- Theatrical release poster
- Directed by: Vineet Khetrepal
- Screenplay by: Pulakesh Bhowmik
- Story by: Pulakesh Bhowmik
- Produced by: Vineet Khetrepal
- Starring: Jackie Shroff Kay Kay Menon Zakir Hussain Rajpal Yadav Rupali Ganguly Azaan Rustam Shah Sanjay Swaraj Meenal Kapoor
- Cinematography: Soumik Haldar
- Edited by: Pranav V. Dhiwar Sanjib Dutta
- Music by: Shamir Tandon Kaushik Dutta
- Distributed by: Wonderworks Films
- Release date: 25 February 2011;
- Running time: 115 minutes
- Country: India
- Language: Hindi

= Satrangee Parachute =

2011 film directed by Vineet Khetrepal

Satrangee Parachute is a Hindi-language film that was released on 25 February 2011. The film revolves around an eight-year-old kid who runs away from his village in Nainital to Mumbai with four of his friends.

== Plot ==
Pappu (Siddhartha Sanghani), leader of a group of precocious kids, sets off to find a parachute for their visually impaired friend Kuhu. Pappu's parents, Chhotulal (Zakir Hussain) and Sumitra (Rupali Ganguly), worry for him but this is not the first time he has run away. However, the other parents are angry with Pappu for leading their kids astray.

When the five children overhear a man (Ashraf-ul-Haq) mention buying a parachute, the kids follow him and his friends, but it turns out that the four men are terrorists planning an operation needing parachutes.

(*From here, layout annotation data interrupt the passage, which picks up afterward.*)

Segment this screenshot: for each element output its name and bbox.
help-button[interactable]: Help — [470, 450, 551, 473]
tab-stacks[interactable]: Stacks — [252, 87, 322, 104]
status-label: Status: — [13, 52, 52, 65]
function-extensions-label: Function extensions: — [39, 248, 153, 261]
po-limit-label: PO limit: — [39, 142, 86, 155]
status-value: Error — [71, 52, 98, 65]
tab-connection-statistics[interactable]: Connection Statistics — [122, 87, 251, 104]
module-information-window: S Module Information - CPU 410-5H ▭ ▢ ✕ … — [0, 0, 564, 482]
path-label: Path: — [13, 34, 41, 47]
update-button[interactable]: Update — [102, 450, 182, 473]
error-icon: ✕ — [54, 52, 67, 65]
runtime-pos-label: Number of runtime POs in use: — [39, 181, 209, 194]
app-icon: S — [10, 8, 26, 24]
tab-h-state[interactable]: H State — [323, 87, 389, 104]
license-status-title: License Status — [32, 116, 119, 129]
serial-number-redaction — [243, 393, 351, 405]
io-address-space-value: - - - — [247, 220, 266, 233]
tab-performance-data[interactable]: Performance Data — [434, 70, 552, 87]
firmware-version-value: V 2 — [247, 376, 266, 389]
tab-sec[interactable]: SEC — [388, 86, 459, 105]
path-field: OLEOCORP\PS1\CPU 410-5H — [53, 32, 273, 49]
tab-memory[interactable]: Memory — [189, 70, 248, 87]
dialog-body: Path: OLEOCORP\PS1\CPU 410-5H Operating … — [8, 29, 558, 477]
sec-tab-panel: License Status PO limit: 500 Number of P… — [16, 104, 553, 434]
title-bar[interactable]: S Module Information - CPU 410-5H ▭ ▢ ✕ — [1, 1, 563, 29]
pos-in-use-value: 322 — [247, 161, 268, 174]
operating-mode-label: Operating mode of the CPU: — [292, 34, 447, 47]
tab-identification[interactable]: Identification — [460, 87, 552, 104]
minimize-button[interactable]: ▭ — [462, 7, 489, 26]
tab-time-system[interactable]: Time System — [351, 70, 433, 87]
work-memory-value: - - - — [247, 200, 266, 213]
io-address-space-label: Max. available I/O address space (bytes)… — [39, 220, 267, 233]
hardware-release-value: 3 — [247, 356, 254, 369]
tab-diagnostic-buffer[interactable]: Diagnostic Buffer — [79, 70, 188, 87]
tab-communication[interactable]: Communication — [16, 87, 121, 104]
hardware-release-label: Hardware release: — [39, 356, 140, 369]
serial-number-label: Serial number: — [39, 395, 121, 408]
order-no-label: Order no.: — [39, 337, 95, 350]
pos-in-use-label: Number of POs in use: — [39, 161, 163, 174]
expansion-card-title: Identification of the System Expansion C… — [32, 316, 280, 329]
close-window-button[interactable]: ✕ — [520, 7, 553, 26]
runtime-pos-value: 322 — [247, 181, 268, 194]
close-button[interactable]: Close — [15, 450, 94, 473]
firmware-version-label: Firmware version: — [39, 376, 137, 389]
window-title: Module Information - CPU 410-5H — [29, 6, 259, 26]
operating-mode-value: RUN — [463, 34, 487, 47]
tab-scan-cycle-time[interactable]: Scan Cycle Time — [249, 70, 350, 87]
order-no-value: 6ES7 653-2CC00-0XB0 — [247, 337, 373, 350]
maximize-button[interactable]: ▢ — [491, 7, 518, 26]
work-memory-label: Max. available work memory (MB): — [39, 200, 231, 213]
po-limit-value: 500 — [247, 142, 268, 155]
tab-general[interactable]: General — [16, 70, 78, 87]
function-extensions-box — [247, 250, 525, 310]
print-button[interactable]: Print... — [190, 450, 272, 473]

The police mistake the five kids as members of the terrorists and they are arrested. The investigating officer Rhino (Kay Kay Menon) gets nothing from the kids, so his commanding officer (Jackie Shroff) takes over.

==Cast==
- Rajvi Patel as Kuhu
- Jackie Shroff as Jay Singh
- Rupali Ganguly as Sumitra C. Sharma
- Sanjay Mishra as Daroga Pratap Singh
- Kay Kay Menon as Rhino
- Rajpal Yadav as Parimal Babu
- Lilliput Faruqui

==Soundtrack==
The music was composed by Kaushik Dutta, Shamir Tandon and released by Saregama.

Track list
| No. | Title | Lyrics | Music | Singer(s) | Length |
|---|---|---|---|---|---|
| 1. | "Tere Hasne Se" | Rajeev Barnwal | Shamir Tandon | Lata Mangeshkar | 5:19 |
| 2. | "Zindagi Ki Raah Mein" (Title Track) | Rajeev Barnwal | Kaushik Dutta | Kailash Kher | 3:53 |
| 3. | "Mere Paas Aao" (Mr. Natwarlal Remix) | Rajeev Barnwal | Shamir Tandon | Usha Uthup | 5:10 |
| 4. | "Chal Pade Hum" (Journey Song) | Rajeev Barnwal | Kaushik Dutta | Shaan | 5:07 |
| 5. | "Udd Jaa Udd Jaa" | Pinky Poonawala | Kaushik Dutta | Abhilasha, Ali Sher, Khurram Iqbal | 3:27 |
| 6. | "Mere Bachche" (Lullaby) | Rajeev Barnwal | Kaushik Dutta | Shreya Ghoshal | 4:34 |
| 7. | "Satrangee Theme" (Colours Of Life) |  | Kaushik Dutta | Instrumental | 3:01 |
| 8. | "Teri Lori" | Rajeev Barnwal | Kaushik Dutta | Rahat Fateh Ali Khan | 5:31 |
| Total length: |  |  |  |  | 36:02 |

==Reception==
The Times of India gave Satrangee Parachute 2 stars out of 5, saying "Why does the world's biggest film industry dish out the saddest kiddie films, week after week? Why can't Bollywood go the Hollywood way and treat children's film as hardcore, high market entertainment? Why must our film makers give the tween and teen film market a step motherly treatment. Sadly Satrangee Parachute fails to address any of these questions with its narrative that appeals neither to kids nor to adults."